(MENAFN - Arab News) LAUNCESTON, Australia: The decision by Boashan Iron & Steel Co, China's biggest listed steelmaker, to idle a plant may both be a sign of how bad things are in the key sector and a contrarian signal that a turnaround is near.
It's easy to construct an argument that the move to close the 3 million ton-a-year plant in Shanghai is proof that China's steel sector has too much capacity and supply is well ahead of demand.
Closing down higher cost steel production is after all what should happen when demand cools and prices decline, and there is also a need to work through an overhang of inventory built up in the first half of 2012 when steelmakers maintained output even as economic growth eased.
However, an argument can also be built on saying the Boashan move is an early indicator that things should start turning around within the next 12 months.
Removing the higher cost production allows prices to stabilize as supply adjusts lower to reflect the change in demand.
What you are basically left with is a situation where the current short-term pain is replaced with longer-term gain.
The question then becomes how long are iron ore and steel producers going to have to wait for the good times to return?
It's worth looking back to the start of 2012 when many analysts thought Chinese commodity demand would slow in the first half before rebounding in the second.
Instead what happened is that the economic growth rate eased as expected, but raw commodity consumption and finished product output continued apace, particularly in the steel sector.
This led to a build-up of inventories, falling prices and the current situation, where even if demand does pick up, it will take some time to work its way down to commodity producers.
The most-traded steel rebar contract in Shanghai has lost 13 percent this year and while it has picked up slightly in recent weeks, it's still near the record low hit last month.
Spot iron ore prices have also rebounded recently, gaining 17 percent in September, but they were still down 22 percent for the third quarter, the steepest drop since the Steel Index starting compiling data in 2008.
The idling of the Boashan steel plant in Shanghai is unlikely to be the last such occurrence, especially if the Chinese government's 160 billion infrastructure-spending boost fails to increase demand meaningfully in the next few months.
Iron ore capacity is also being closed in China, with high-cost mines the first to go.
This is positive for the big, global iron ore miners such as Vale, BHP Billton and Rio Tinto, as their lower cost bases means they can keep producing at a profit long after Chinese rivals are deep in the red.
But just as analysts were off with the timing of the slowdown in China's commodity demand, hopes that it will rebound by the end of this year may be too optimistic as well.
Even if China's economic growth does start to regain momentum, and by that I mean a gross domestic product outcome above 8 percent in year-on-year terms, it's likely that commodity demand will lag the improvement, just as it remained resilient during the first half of slowing GDP growth.
The official Purchasing Managers' Index rose to 49.8 in September from 49.2 in August, which was the lowest reading since November 2011.

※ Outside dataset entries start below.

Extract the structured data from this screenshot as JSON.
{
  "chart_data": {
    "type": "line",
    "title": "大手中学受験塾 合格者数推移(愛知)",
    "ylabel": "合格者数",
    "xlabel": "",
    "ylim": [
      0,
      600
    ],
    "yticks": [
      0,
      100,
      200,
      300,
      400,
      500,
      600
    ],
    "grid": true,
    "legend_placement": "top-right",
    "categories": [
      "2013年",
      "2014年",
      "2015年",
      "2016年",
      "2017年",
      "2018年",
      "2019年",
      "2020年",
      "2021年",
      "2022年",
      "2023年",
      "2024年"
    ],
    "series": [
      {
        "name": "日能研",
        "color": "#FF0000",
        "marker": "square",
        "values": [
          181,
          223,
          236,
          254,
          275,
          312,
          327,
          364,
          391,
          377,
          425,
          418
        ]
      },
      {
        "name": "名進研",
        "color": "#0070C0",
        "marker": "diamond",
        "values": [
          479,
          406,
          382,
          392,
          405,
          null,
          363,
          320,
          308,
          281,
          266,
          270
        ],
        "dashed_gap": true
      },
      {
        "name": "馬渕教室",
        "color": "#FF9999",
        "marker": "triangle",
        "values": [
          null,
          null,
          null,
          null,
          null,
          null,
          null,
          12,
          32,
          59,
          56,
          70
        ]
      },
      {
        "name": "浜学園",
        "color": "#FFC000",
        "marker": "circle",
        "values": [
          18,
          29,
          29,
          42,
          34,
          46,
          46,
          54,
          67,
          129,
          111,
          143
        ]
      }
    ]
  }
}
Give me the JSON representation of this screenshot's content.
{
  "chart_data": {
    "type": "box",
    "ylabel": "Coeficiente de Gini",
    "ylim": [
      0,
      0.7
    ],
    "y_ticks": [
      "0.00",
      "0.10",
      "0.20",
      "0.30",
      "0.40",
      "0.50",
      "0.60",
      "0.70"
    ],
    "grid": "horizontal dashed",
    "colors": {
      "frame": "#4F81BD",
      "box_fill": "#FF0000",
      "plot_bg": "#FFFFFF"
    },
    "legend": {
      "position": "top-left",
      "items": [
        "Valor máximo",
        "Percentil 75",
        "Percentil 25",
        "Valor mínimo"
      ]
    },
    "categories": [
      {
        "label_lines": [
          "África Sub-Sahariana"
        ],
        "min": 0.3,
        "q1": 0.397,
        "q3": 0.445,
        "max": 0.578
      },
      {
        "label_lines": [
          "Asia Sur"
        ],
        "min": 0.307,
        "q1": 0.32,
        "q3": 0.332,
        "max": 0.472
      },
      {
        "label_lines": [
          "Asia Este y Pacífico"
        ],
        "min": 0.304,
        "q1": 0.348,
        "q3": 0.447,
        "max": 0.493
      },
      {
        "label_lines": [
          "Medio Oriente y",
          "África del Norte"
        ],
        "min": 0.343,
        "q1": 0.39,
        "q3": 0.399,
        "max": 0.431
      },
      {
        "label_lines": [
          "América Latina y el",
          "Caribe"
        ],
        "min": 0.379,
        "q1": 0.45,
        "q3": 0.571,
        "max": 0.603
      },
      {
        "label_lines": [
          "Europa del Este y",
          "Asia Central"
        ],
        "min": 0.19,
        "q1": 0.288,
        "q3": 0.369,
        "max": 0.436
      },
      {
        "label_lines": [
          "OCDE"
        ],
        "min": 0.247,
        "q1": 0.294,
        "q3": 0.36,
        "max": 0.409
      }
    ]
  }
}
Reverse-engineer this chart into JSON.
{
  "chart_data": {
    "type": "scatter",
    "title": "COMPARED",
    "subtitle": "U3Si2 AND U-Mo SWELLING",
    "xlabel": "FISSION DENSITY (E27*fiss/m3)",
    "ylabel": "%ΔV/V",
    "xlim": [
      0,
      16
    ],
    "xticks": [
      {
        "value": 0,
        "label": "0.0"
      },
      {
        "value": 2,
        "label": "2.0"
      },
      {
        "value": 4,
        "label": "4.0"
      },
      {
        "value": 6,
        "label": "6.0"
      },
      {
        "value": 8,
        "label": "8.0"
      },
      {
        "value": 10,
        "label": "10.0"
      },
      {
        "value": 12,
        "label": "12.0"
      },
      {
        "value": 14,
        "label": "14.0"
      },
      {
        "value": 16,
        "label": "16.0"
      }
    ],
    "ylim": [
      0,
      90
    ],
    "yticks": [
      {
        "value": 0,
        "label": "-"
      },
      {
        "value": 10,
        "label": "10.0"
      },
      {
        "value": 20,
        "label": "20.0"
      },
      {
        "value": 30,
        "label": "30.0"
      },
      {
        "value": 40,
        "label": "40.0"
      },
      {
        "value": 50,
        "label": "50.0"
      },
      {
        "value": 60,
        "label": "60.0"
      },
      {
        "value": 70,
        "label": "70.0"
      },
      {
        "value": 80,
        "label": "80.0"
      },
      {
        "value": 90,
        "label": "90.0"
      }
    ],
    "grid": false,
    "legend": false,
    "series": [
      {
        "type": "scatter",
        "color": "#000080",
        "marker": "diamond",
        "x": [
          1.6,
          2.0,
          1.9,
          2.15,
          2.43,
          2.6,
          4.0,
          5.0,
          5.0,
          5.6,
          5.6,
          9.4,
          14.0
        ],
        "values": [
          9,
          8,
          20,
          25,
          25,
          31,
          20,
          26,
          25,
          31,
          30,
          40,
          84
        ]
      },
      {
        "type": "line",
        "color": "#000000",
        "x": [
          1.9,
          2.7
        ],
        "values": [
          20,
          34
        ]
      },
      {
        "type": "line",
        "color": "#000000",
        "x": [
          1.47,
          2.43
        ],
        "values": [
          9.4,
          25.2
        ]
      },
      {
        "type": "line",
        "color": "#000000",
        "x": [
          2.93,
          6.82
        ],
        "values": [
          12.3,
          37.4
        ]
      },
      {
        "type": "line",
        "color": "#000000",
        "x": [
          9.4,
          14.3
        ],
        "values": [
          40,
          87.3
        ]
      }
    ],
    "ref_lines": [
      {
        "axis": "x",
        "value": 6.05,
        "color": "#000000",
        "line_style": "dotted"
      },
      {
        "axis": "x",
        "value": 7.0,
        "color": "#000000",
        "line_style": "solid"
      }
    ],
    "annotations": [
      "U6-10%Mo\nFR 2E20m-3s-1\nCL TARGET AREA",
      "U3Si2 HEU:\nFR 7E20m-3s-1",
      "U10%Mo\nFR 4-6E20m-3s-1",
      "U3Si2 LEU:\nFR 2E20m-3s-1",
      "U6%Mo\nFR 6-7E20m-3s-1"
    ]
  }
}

While still in contractionary territory below 50, the PMI is consistent with an economy bouncing along the bottom of the cycle.
But the compiler of the PMI, the National Bureau of Statistics, also said on Monday that while demand for food, beverages, tobacco and computers improved, that for steel, refined metals and construction materials remained under pressure.
This is consistent with the view that any recovery in the iron ore and steel sector is going to be slow, and more likely U-shaped rather than the more V-shaped rebound that happened after the 2008 global financial crisis.
The closure of one of Baoshan's steel plants confirms what we already know: namely that China's steel sector is now doing it tough and suffering from the hangover of over supply in a softening demand scenario.
But it also lays the groundwork for improvement in the sector, albeit a slow and lumpy recovery rather than strong and sustained as many producers would prefer.
- Clyde Russell is a Reuters market analyst. The views expressed are his own.